En ocasiones, las comunidades de vecinos cuentan con un seguro destinado a cubrir daños a los elementos comunitarios del edificio y, en función de las cláusulas pactadas en la póliza (daños accidentales o desgaste), puede incluir la reparación de estas bajantes.
Lo mejor es que, llegado el caso, contactes con tu compañía aseguradora para plantear la cuestión y ver si el seguro incluye esta cobertura.
Si la comunidad no cuenta con seguro, te aconsejamos evaluar el daño y solicitar precio de trabajos verticales a empresas especializadas en la retirada de amianto y sustitución de bajantes. Con esta información, se vota la aprobación del gasto necesario y se acomete la reparación.
Por otro lado, si la bajante está ubicada dentro de una propiedad privada como una vivienda particular, será el propietario individual el responsable de afrontar los costes de reparación o cambiar las bajantes.
¿Cómo cambiar una bajante de uralita?
A estas alturas, sobra decir que cambiar una bajante de uralita es un proceso que debe realizarse con sumo cuidado debido a los riesgos asociados al amianto. Por tanto, sólo las empresas certificadas para la retirada y la gestión de la uralita pueden ejecutar este trabajo.
Dicho esto, estos son los pasos generales que siguen los especialistas para cambiar una bajante de uralita.
- Evaluación y planificación: Incluye la inspección del estado de la bajante y la identificación de riesgos adicionales.
- Preparación del área: Se acordona la zona de trabajo para evitar la entrada de personas no autorizadas y la dispersión de fibras de amianto. Esto puede incluir la instalación de barreras de contención (burbujas) o sistemas de extracción de aire.

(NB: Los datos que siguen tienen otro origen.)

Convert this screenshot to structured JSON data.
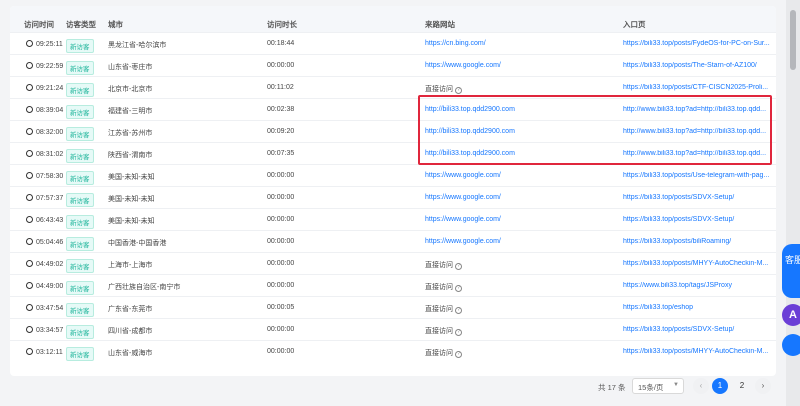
{
  "headers": {
    "time": "访问时间",
    "type": "访客类型",
    "city": "城市",
    "duration": "访问时长",
    "source": "来路网站",
    "entry": "入口页"
  },
  "rows": [
    {
      "time": "09:25:11",
      "type": "新访客",
      "city": "黑龙江省-哈尔滨市",
      "duration": "00:18:44",
      "source": "https://cn.bing.com/",
      "source_kind": "link",
      "entry": "https://bili33.top/posts/FydeOS-for-PC-on-Sur..."
    },
    {
      "time": "09:22:59",
      "type": "新访客",
      "city": "山东省-枣庄市",
      "duration": "00:00:00",
      "source": "https://www.google.com/",
      "source_kind": "link",
      "entry": "https://bili33.top/posts/The-Starn-of-AZ100/"
    },
    {
      "time": "09:21:24",
      "type": "新访客",
      "city": "北京市-北京市",
      "duration": "00:11:02",
      "source": "直接访问",
      "source_kind": "direct",
      "entry": "https://bili33.top/posts/CTF-CISCN2025-Proli..."
    },
    {
      "time": "08:39:04",
      "type": "新访客",
      "city": "福建省-三明市",
      "duration": "00:02:38",
      "source": "http://bili33.top.qdd2900.com",
      "source_kind": "link",
      "entry": "http://www.bili33.top?ad=http://bili33.top.qdd..."
    },
    {
      "time": "08:32:00",
      "type": "新访客",
      "city": "江苏省-苏州市",
      "duration": "00:09:20",
      "source": "http://bili33.top.qdd2900.com",
      "source_kind": "link",
      "entry": "http://www.bili33.top?ad=http://bili33.top.qdd..."
    },
    {
      "time": "08:31:02",
      "type": "新访客",
      "city": "陕西省-渭南市",
      "duration": "00:07:35",
      "source": "http://bili33.top.qdd2900.com",
      "source_kind": "link",
      "entry": "http://www.bili33.top?ad=http://bili33.top.qdd..."
    },
    {
      "time": "07:58:30",
      "type": "新访客",
      "city": "美国-未知-未知",
      "duration": "00:00:00",
      "source": "https://www.google.com/",
      "source_kind": "link",
      "entry": "https://bili33.top/posts/Use-telegram-with-pag..."
    },
    {
      "time": "07:57:37",
      "type": "新访客",
      "city": "美国-未知-未知",
      "duration": "00:00:00",
      "source": "https://www.google.com/",
      "source_kind": "link",
      "entry": "https://bili33.top/posts/SDVX-Setup/"
    },
    {
      "time": "06:43:43",
      "type": "新访客",
      "city": "美国-未知-未知",
      "duration": "00:00:00",
      "source": "https://www.google.com/",
      "source_kind": "link",
      "entry": "https://bili33.top/posts/SDVX-Setup/"
    },
    {
      "time": "05:04:46",
      "type": "新访客",
      "city": "中国香港-中国香港",
      "duration": "00:00:00",
      "source": "https://www.google.com/",
      "source_kind": "link",
      "entry": "https://bili33.top/posts/biliRoaming/"
    },
    {
      "time": "04:49:02",
      "type": "新访客",
      "city": "上海市-上海市",
      "duration": "00:00:00",
      "source": "直接访问",
      "source_kind": "direct",
      "entry": "https://bili33.top/posts/MHYY-AutoCheckin-M..."
    },
    {
      "time": "04:49:00",
      "type": "新访客",
      "city": "广西壮族自治区-南宁市",
      "duration": "00:00:00",
      "source": "直接访问",
      "source_kind": "direct",
      "entry": "https://www.bili33.top/tags/JSProxy"
    },
    {
      "time": "03:47:54",
      "type": "新访客",
      "city": "广东省-东莞市",
      "duration": "00:00:05",
      "source": "直接访问",
      "source_kind": "direct",
      "entry": "https://bili33.top/eshop"
    },
    {
      "time": "03:34:57",
      "type": "新访客",
      "city": "四川省-成都市",
      "duration": "00:00:00",
      "source": "直接访问",
      "source_kind": "direct",
      "entry": "https://bili33.top/posts/SDVX-Setup/"
    },
    {
      "time": "03:12:11",
      "type": "新访客",
      "city": "山东省-威海市",
      "duration": "00:00:00",
      "source": "直接访问",
      "source_kind": "direct",
      "entry": "https://bili33.top/posts/MHYY-AutoCheckin-M..."
    }
  ],
  "pagination": {
    "total": "共 17 条",
    "page_size": "15条/页",
    "prev": "‹",
    "pages": [
      "1",
      "2"
    ],
    "active_page": "1",
    "next": "›"
  },
  "floating": {
    "a_label": "客服",
    "b_label": "A"
  },
  "colors": {
    "link": "#1677ff",
    "badge_text": "#1fb59b",
    "highlight": "#e0263c",
    "active_page": "#1677ff"
  }
}
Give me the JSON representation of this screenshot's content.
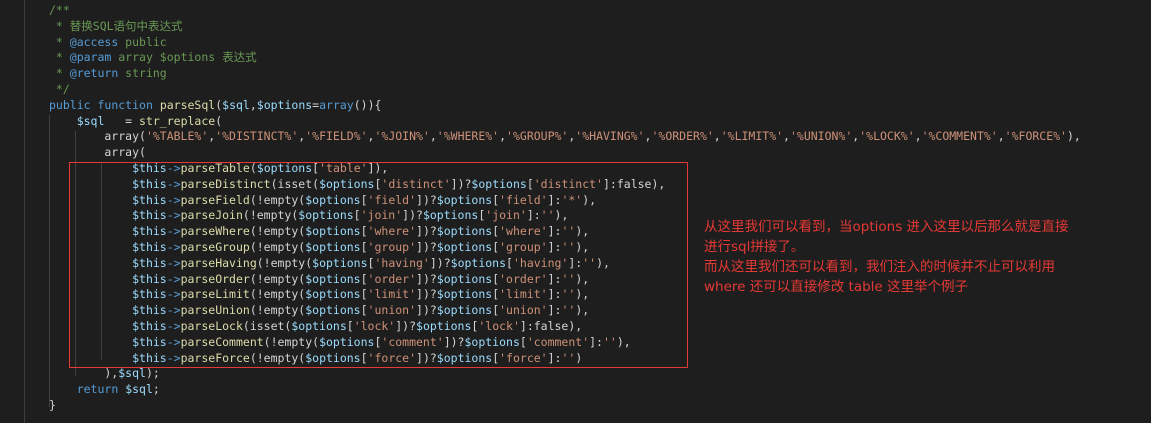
{
  "code": {
    "lines": [
      [
        {
          "c": "c",
          "t": "/**"
        }
      ],
      [
        {
          "c": "c",
          "t": " * 替换SQL语句中表达式"
        }
      ],
      [
        {
          "c": "c",
          "t": " * "
        },
        {
          "c": "at",
          "t": "@access"
        },
        {
          "c": "c",
          "t": " public"
        }
      ],
      [
        {
          "c": "c",
          "t": " * "
        },
        {
          "c": "at",
          "t": "@param"
        },
        {
          "c": "c",
          "t": " array $options 表达式"
        }
      ],
      [
        {
          "c": "c",
          "t": " * "
        },
        {
          "c": "at",
          "t": "@return"
        },
        {
          "c": "c",
          "t": " string"
        }
      ],
      [
        {
          "c": "c",
          "t": " */"
        }
      ],
      [
        {
          "c": "kw",
          "t": "public"
        },
        {
          "c": "pu",
          "t": " "
        },
        {
          "c": "kw",
          "t": "function"
        },
        {
          "c": "pu",
          "t": " "
        },
        {
          "c": "fn",
          "t": "parseSql"
        },
        {
          "c": "pu",
          "t": "("
        },
        {
          "c": "vr",
          "t": "$sql"
        },
        {
          "c": "pu",
          "t": ","
        },
        {
          "c": "vr",
          "t": "$options"
        },
        {
          "c": "pu",
          "t": "="
        },
        {
          "c": "kw",
          "t": "array"
        },
        {
          "c": "pu",
          "t": "()){"
        }
      ],
      [
        {
          "c": "pu",
          "t": "    "
        },
        {
          "c": "vr",
          "t": "$sql"
        },
        {
          "c": "pu",
          "t": "   = "
        },
        {
          "c": "fn",
          "t": "str_replace"
        },
        {
          "c": "pu",
          "t": "("
        }
      ],
      [
        {
          "c": "pu",
          "t": "        array("
        },
        {
          "c": "st",
          "t": "'%TABLE%'"
        },
        {
          "c": "pu",
          "t": ","
        },
        {
          "c": "st",
          "t": "'%DISTINCT%'"
        },
        {
          "c": "pu",
          "t": ","
        },
        {
          "c": "st",
          "t": "'%FIELD%'"
        },
        {
          "c": "pu",
          "t": ","
        },
        {
          "c": "st",
          "t": "'%JOIN%'"
        },
        {
          "c": "pu",
          "t": ","
        },
        {
          "c": "st",
          "t": "'%WHERE%'"
        },
        {
          "c": "pu",
          "t": ","
        },
        {
          "c": "st",
          "t": "'%GROUP%'"
        },
        {
          "c": "pu",
          "t": ","
        },
        {
          "c": "st",
          "t": "'%HAVING%'"
        },
        {
          "c": "pu",
          "t": ","
        },
        {
          "c": "st",
          "t": "'%ORDER%'"
        },
        {
          "c": "pu",
          "t": ","
        },
        {
          "c": "st",
          "t": "'%LIMIT%'"
        },
        {
          "c": "pu",
          "t": ","
        },
        {
          "c": "st",
          "t": "'%UNION%'"
        },
        {
          "c": "pu",
          "t": ","
        },
        {
          "c": "st",
          "t": "'%LOCK%'"
        },
        {
          "c": "pu",
          "t": ","
        },
        {
          "c": "st",
          "t": "'%COMMENT%'"
        },
        {
          "c": "pu",
          "t": ","
        },
        {
          "c": "st",
          "t": "'%FORCE%'"
        },
        {
          "c": "pu",
          "t": "),"
        }
      ],
      [
        {
          "c": "pu",
          "t": "        array("
        }
      ],
      [
        {
          "c": "pu",
          "t": "            "
        },
        {
          "c": "vr",
          "t": "$this"
        },
        {
          "c": "kw",
          "t": "->"
        },
        {
          "c": "fn",
          "t": "parseTable"
        },
        {
          "c": "pu",
          "t": "("
        },
        {
          "c": "vr",
          "t": "$options"
        },
        {
          "c": "pu",
          "t": "["
        },
        {
          "c": "st",
          "t": "'table'"
        },
        {
          "c": "pu",
          "t": "]),"
        }
      ],
      [
        {
          "c": "pu",
          "t": "            "
        },
        {
          "c": "vr",
          "t": "$this"
        },
        {
          "c": "kw",
          "t": "->"
        },
        {
          "c": "fn",
          "t": "parseDistinct"
        },
        {
          "c": "pu",
          "t": "(isset("
        },
        {
          "c": "vr",
          "t": "$options"
        },
        {
          "c": "pu",
          "t": "["
        },
        {
          "c": "st",
          "t": "'distinct'"
        },
        {
          "c": "pu",
          "t": "])?"
        },
        {
          "c": "vr",
          "t": "$options"
        },
        {
          "c": "pu",
          "t": "["
        },
        {
          "c": "st",
          "t": "'distinct'"
        },
        {
          "c": "pu",
          "t": "]:false),"
        }
      ],
      [
        {
          "c": "pu",
          "t": "            "
        },
        {
          "c": "vr",
          "t": "$this"
        },
        {
          "c": "kw",
          "t": "->"
        },
        {
          "c": "fn",
          "t": "parseField"
        },
        {
          "c": "pu",
          "t": "(!empty("
        },
        {
          "c": "vr",
          "t": "$options"
        },
        {
          "c": "pu",
          "t": "["
        },
        {
          "c": "st",
          "t": "'field'"
        },
        {
          "c": "pu",
          "t": "])?"
        },
        {
          "c": "vr",
          "t": "$options"
        },
        {
          "c": "pu",
          "t": "["
        },
        {
          "c": "st",
          "t": "'field'"
        },
        {
          "c": "pu",
          "t": "]:"
        },
        {
          "c": "st",
          "t": "'*'"
        },
        {
          "c": "pu",
          "t": "),"
        }
      ],
      [
        {
          "c": "pu",
          "t": "            "
        },
        {
          "c": "vr",
          "t": "$this"
        },
        {
          "c": "kw",
          "t": "->"
        },
        {
          "c": "fn",
          "t": "parseJoin"
        },
        {
          "c": "pu",
          "t": "(!empty("
        },
        {
          "c": "vr",
          "t": "$options"
        },
        {
          "c": "pu",
          "t": "["
        },
        {
          "c": "st",
          "t": "'join'"
        },
        {
          "c": "pu",
          "t": "])?"
        },
        {
          "c": "vr",
          "t": "$options"
        },
        {
          "c": "pu",
          "t": "["
        },
        {
          "c": "st",
          "t": "'join'"
        },
        {
          "c": "pu",
          "t": "]:"
        },
        {
          "c": "st",
          "t": "''"
        },
        {
          "c": "pu",
          "t": "),"
        }
      ],
      [
        {
          "c": "pu",
          "t": "            "
        },
        {
          "c": "vr",
          "t": "$this"
        },
        {
          "c": "kw",
          "t": "->"
        },
        {
          "c": "fn",
          "t": "parseWhere"
        },
        {
          "c": "pu",
          "t": "(!empty("
        },
        {
          "c": "vr",
          "t": "$options"
        },
        {
          "c": "pu",
          "t": "["
        },
        {
          "c": "st",
          "t": "'where'"
        },
        {
          "c": "pu",
          "t": "])?"
        },
        {
          "c": "vr",
          "t": "$options"
        },
        {
          "c": "pu",
          "t": "["
        },
        {
          "c": "st",
          "t": "'where'"
        },
        {
          "c": "pu",
          "t": "]:"
        },
        {
          "c": "st",
          "t": "''"
        },
        {
          "c": "pu",
          "t": "),"
        }
      ],
      [
        {
          "c": "pu",
          "t": "            "
        },
        {
          "c": "vr",
          "t": "$this"
        },
        {
          "c": "kw",
          "t": "->"
        },
        {
          "c": "fn",
          "t": "parseGroup"
        },
        {
          "c": "pu",
          "t": "(!empty("
        },
        {
          "c": "vr",
          "t": "$options"
        },
        {
          "c": "pu",
          "t": "["
        },
        {
          "c": "st",
          "t": "'group'"
        },
        {
          "c": "pu",
          "t": "])?"
        },
        {
          "c": "vr",
          "t": "$options"
        },
        {
          "c": "pu",
          "t": "["
        },
        {
          "c": "st",
          "t": "'group'"
        },
        {
          "c": "pu",
          "t": "]:"
        },
        {
          "c": "st",
          "t": "''"
        },
        {
          "c": "pu",
          "t": "),"
        }
      ],
      [
        {
          "c": "pu",
          "t": "            "
        },
        {
          "c": "vr",
          "t": "$this"
        },
        {
          "c": "kw",
          "t": "->"
        },
        {
          "c": "fn",
          "t": "parseHaving"
        },
        {
          "c": "pu",
          "t": "(!empty("
        },
        {
          "c": "vr",
          "t": "$options"
        },
        {
          "c": "pu",
          "t": "["
        },
        {
          "c": "st",
          "t": "'having'"
        },
        {
          "c": "pu",
          "t": "])?"
        },
        {
          "c": "vr",
          "t": "$options"
        },
        {
          "c": "pu",
          "t": "["
        },
        {
          "c": "st",
          "t": "'having'"
        },
        {
          "c": "pu",
          "t": "]:"
        },
        {
          "c": "st",
          "t": "''"
        },
        {
          "c": "pu",
          "t": "),"
        }
      ],
      [
        {
          "c": "pu",
          "t": "            "
        },
        {
          "c": "vr",
          "t": "$this"
        },
        {
          "c": "kw",
          "t": "->"
        },
        {
          "c": "fn",
          "t": "parseOrder"
        },
        {
          "c": "pu",
          "t": "(!empty("
        },
        {
          "c": "vr",
          "t": "$options"
        },
        {
          "c": "pu",
          "t": "["
        },
        {
          "c": "st",
          "t": "'order'"
        },
        {
          "c": "pu",
          "t": "])?"
        },
        {
          "c": "vr",
          "t": "$options"
        },
        {
          "c": "pu",
          "t": "["
        },
        {
          "c": "st",
          "t": "'order'"
        },
        {
          "c": "pu",
          "t": "]:"
        },
        {
          "c": "st",
          "t": "''"
        },
        {
          "c": "pu",
          "t": "),"
        }
      ],
      [
        {
          "c": "pu",
          "t": "            "
        },
        {
          "c": "vr",
          "t": "$this"
        },
        {
          "c": "kw",
          "t": "->"
        },
        {
          "c": "fn",
          "t": "parseLimit"
        },
        {
          "c": "pu",
          "t": "(!empty("
        },
        {
          "c": "vr",
          "t": "$options"
        },
        {
          "c": "pu",
          "t": "["
        },
        {
          "c": "st",
          "t": "'limit'"
        },
        {
          "c": "pu",
          "t": "])?"
        },
        {
          "c": "vr",
          "t": "$options"
        },
        {
          "c": "pu",
          "t": "["
        },
        {
          "c": "st",
          "t": "'limit'"
        },
        {
          "c": "pu",
          "t": "]:"
        },
        {
          "c": "st",
          "t": "''"
        },
        {
          "c": "pu",
          "t": "),"
        }
      ],
      [
        {
          "c": "pu",
          "t": "            "
        },
        {
          "c": "vr",
          "t": "$this"
        },
        {
          "c": "kw",
          "t": "->"
        },
        {
          "c": "fn",
          "t": "parseUnion"
        },
        {
          "c": "pu",
          "t": "(!empty("
        },
        {
          "c": "vr",
          "t": "$options"
        },
        {
          "c": "pu",
          "t": "["
        },
        {
          "c": "st",
          "t": "'union'"
        },
        {
          "c": "pu",
          "t": "])?"
        },
        {
          "c": "vr",
          "t": "$options"
        },
        {
          "c": "pu",
          "t": "["
        },
        {
          "c": "st",
          "t": "'union'"
        },
        {
          "c": "pu",
          "t": "]:"
        },
        {
          "c": "st",
          "t": "''"
        },
        {
          "c": "pu",
          "t": "),"
        }
      ],
      [
        {
          "c": "pu",
          "t": "            "
        },
        {
          "c": "vr",
          "t": "$this"
        },
        {
          "c": "kw",
          "t": "->"
        },
        {
          "c": "fn",
          "t": "parseLock"
        },
        {
          "c": "pu",
          "t": "(isset("
        },
        {
          "c": "vr",
          "t": "$options"
        },
        {
          "c": "pu",
          "t": "["
        },
        {
          "c": "st",
          "t": "'lock'"
        },
        {
          "c": "pu",
          "t": "])?"
        },
        {
          "c": "vr",
          "t": "$options"
        },
        {
          "c": "pu",
          "t": "["
        },
        {
          "c": "st",
          "t": "'lock'"
        },
        {
          "c": "pu",
          "t": "]:false),"
        }
      ],
      [
        {
          "c": "pu",
          "t": "            "
        },
        {
          "c": "vr",
          "t": "$this"
        },
        {
          "c": "kw",
          "t": "->"
        },
        {
          "c": "fn",
          "t": "parseComment"
        },
        {
          "c": "pu",
          "t": "(!empty("
        },
        {
          "c": "vr",
          "t": "$options"
        },
        {
          "c": "pu",
          "t": "["
        },
        {
          "c": "st",
          "t": "'comment'"
        },
        {
          "c": "pu",
          "t": "])?"
        },
        {
          "c": "vr",
          "t": "$options"
        },
        {
          "c": "pu",
          "t": "["
        },
        {
          "c": "st",
          "t": "'comment'"
        },
        {
          "c": "pu",
          "t": "]:"
        },
        {
          "c": "st",
          "t": "''"
        },
        {
          "c": "pu",
          "t": "),"
        }
      ],
      [
        {
          "c": "pu",
          "t": "            "
        },
        {
          "c": "vr",
          "t": "$this"
        },
        {
          "c": "kw",
          "t": "->"
        },
        {
          "c": "fn",
          "t": "parseForce"
        },
        {
          "c": "pu",
          "t": "(!empty("
        },
        {
          "c": "vr",
          "t": "$options"
        },
        {
          "c": "pu",
          "t": "["
        },
        {
          "c": "st",
          "t": "'force'"
        },
        {
          "c": "pu",
          "t": "])?"
        },
        {
          "c": "vr",
          "t": "$options"
        },
        {
          "c": "pu",
          "t": "["
        },
        {
          "c": "st",
          "t": "'force'"
        },
        {
          "c": "pu",
          "t": "]:"
        },
        {
          "c": "st",
          "t": "''"
        },
        {
          "c": "pu",
          "t": ")"
        }
      ],
      [
        {
          "c": "pu",
          "t": "        ),"
        },
        {
          "c": "vr",
          "t": "$sql"
        },
        {
          "c": "pu",
          "t": ");"
        }
      ],
      [
        {
          "c": "pu",
          "t": "    "
        },
        {
          "c": "kw",
          "t": "return"
        },
        {
          "c": "pu",
          "t": " "
        },
        {
          "c": "vr",
          "t": "$sql"
        },
        {
          "c": "pu",
          "t": ";"
        }
      ],
      [
        {
          "c": "pu",
          "t": "}"
        }
      ]
    ]
  },
  "annotation": {
    "line1": "从这里我们可以看到，当options 进入这里以后那么就是直接",
    "line2": "进行sql拼接了。",
    "line3": "而从这里我们还可以看到，我们注入的时候并不止可以利用",
    "line4": "where  还可以直接修改 table 这里举个例子",
    "color": "#e53935"
  },
  "theme": {
    "background": "#1e1e1e",
    "comment": "#6a9955",
    "keyword": "#569cd6",
    "function": "#dcdcaa",
    "variable": "#9cdcfe",
    "string": "#ce9178"
  }
}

- Retirada de la bajante: Los técnicos especializados proceden a retirar la bajante de uralita siguiendo protocolos de seguridad estrictos y utilizando técnicas concretas para minimizar la liberación de fibras de amianto. En todo momento, el personal debe utilizar EPIS adecuados, incluyendo respiradores y trajes protectores.
- Instalación de la nueva bajante: una vez retirada la bajante de uralita, se instala una nueva bajante de PVC, un material resistente y, lo más importante, que cumple con las normativas actuales de seguridad y salud al estar libre de amianto.
- Gestión de residuos: El cambio de bajante termina con el empaquetado seguro de los residuos y su traslado a vertederos autorizados para la eliminación de materiales nocivos para la salud y la naturaleza. La empresa encargada del proyecto debe entregar un certificado que acredite la correcta retirada del amianto y la instalación de la nueva canalización.
Te recomendamos encarecidamente seguir estos pasos y cumplir siempre con la normativa para proteger tanto a residentes como trabajadores, además de prevenir sanciones legales. El amianto es un material cancerígeno y en manos de todos está librarnos de él de forma responsable.